The Chicago Tribune once referred to Marie Marvingt as “the most remarkable woman since Joan of Arc.” One would be hard-pressed to find a popular sport in which she did not compete – even when the rules did not allow women to compete. Most notably, when she was refused permission to participate in the Tour de France in 1908, she just waited until the official race had ended to complete the entire course herself – which barely one-third of the male participants had accomplished. For this and her successes in golf, ice skating, shooting, mountaineering, and other sports, the French Academy of Sports awarded her the only multi-sport medal it has ever awarded.

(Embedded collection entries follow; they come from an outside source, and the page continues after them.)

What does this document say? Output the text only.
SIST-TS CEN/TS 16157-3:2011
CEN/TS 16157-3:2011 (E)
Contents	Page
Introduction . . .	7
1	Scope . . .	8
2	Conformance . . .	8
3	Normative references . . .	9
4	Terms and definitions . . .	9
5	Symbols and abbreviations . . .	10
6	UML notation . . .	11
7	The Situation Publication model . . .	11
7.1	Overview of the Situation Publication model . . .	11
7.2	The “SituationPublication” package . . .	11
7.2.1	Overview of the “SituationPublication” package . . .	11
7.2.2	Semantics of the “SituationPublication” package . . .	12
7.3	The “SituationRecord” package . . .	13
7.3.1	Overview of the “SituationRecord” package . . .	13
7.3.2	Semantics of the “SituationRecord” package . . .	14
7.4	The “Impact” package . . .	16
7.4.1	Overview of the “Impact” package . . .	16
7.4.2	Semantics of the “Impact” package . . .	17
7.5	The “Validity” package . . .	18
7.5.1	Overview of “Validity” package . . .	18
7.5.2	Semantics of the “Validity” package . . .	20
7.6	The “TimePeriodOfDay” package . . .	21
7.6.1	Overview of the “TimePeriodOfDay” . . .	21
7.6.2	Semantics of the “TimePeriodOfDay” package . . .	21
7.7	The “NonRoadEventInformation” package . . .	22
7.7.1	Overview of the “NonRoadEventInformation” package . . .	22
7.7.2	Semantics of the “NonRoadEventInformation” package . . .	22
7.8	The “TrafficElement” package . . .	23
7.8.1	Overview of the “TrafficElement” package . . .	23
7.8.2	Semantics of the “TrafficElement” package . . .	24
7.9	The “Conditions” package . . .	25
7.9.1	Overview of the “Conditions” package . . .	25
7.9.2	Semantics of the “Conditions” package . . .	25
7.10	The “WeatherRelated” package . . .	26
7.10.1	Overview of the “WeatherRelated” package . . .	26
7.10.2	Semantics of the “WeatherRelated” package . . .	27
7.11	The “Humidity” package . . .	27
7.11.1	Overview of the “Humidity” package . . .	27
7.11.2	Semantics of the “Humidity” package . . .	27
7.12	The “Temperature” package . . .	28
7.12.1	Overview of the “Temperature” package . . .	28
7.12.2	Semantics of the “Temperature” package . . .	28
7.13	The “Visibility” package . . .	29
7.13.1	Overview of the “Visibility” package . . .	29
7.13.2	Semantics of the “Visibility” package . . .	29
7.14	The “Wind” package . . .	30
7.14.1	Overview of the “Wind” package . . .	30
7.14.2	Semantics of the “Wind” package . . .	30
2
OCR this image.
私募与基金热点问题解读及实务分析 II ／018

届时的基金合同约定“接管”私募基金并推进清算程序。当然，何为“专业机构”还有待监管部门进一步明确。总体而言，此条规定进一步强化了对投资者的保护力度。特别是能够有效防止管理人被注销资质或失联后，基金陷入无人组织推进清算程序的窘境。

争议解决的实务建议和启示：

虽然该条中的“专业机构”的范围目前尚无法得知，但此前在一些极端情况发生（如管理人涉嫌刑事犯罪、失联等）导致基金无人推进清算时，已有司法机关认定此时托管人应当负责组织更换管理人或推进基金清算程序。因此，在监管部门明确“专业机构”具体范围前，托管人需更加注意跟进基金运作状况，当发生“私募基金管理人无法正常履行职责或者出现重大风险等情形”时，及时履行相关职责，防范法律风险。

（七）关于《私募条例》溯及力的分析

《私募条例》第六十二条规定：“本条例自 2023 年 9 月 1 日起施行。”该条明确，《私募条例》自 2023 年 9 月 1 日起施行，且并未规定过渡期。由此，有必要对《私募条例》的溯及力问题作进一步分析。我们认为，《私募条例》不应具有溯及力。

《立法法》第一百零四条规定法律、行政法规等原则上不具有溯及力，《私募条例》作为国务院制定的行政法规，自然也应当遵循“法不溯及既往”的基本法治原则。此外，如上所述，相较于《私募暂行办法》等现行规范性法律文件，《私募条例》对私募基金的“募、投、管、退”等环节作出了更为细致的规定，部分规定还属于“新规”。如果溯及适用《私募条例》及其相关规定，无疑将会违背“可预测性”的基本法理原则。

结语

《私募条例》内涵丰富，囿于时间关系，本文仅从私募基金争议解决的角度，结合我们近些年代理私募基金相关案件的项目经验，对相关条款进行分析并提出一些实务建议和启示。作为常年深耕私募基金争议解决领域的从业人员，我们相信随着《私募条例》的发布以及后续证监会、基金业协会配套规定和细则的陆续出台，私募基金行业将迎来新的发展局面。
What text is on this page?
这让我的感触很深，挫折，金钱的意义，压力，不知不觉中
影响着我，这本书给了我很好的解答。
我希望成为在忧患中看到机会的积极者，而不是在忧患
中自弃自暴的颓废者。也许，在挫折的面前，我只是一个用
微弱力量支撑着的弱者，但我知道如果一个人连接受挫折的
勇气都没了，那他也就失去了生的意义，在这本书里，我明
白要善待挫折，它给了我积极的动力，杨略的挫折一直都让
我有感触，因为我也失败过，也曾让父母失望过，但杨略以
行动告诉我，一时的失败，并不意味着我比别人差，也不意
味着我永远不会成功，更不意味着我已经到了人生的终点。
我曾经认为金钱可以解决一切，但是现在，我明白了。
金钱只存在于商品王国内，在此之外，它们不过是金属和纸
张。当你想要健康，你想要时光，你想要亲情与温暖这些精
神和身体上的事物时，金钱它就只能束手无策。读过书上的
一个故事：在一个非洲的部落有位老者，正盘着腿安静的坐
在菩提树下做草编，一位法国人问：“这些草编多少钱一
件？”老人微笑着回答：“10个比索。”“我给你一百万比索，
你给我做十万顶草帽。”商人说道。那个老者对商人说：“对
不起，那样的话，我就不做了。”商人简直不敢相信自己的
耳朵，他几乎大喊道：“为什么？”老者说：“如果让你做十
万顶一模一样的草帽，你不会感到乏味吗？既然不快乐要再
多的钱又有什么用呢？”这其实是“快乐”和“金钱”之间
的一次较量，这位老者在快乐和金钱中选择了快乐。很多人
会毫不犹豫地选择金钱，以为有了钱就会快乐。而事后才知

In 1909, Marvingt became the first woman to pilot a balloon across the Channel to England. Her training as a nurse and her passion for aviation combined in her most important contribution to history – which was almost her only failure. Beginning in 1909, and when she served as a volunteer nurse for the French Army in 1914, Marvingt proposed the development of “air ambulances,” but the concept fell on deaf ears. Refusing to give up, Marvingt went on to serve as a flying war correspondent in North Africa and organize the First International Congress on Medical Aviation, which trained nurses, doctors, and pilots for emergency rescue operations using aircraft. Finally, in 1934, the French government tasked Marvingt with establishing a civil air ambulance service in Morocco, where she was awarded the Medal of Peace of Morocco.

As if all of this were not enough, in 1955, at the age of 80, Marvingt learned to fly a helicopter and broke the sound barrier while piloting an American F-10 fighter jet. She died just eight years later, in 1963. It would be hard to imagine a fuller and more daring life.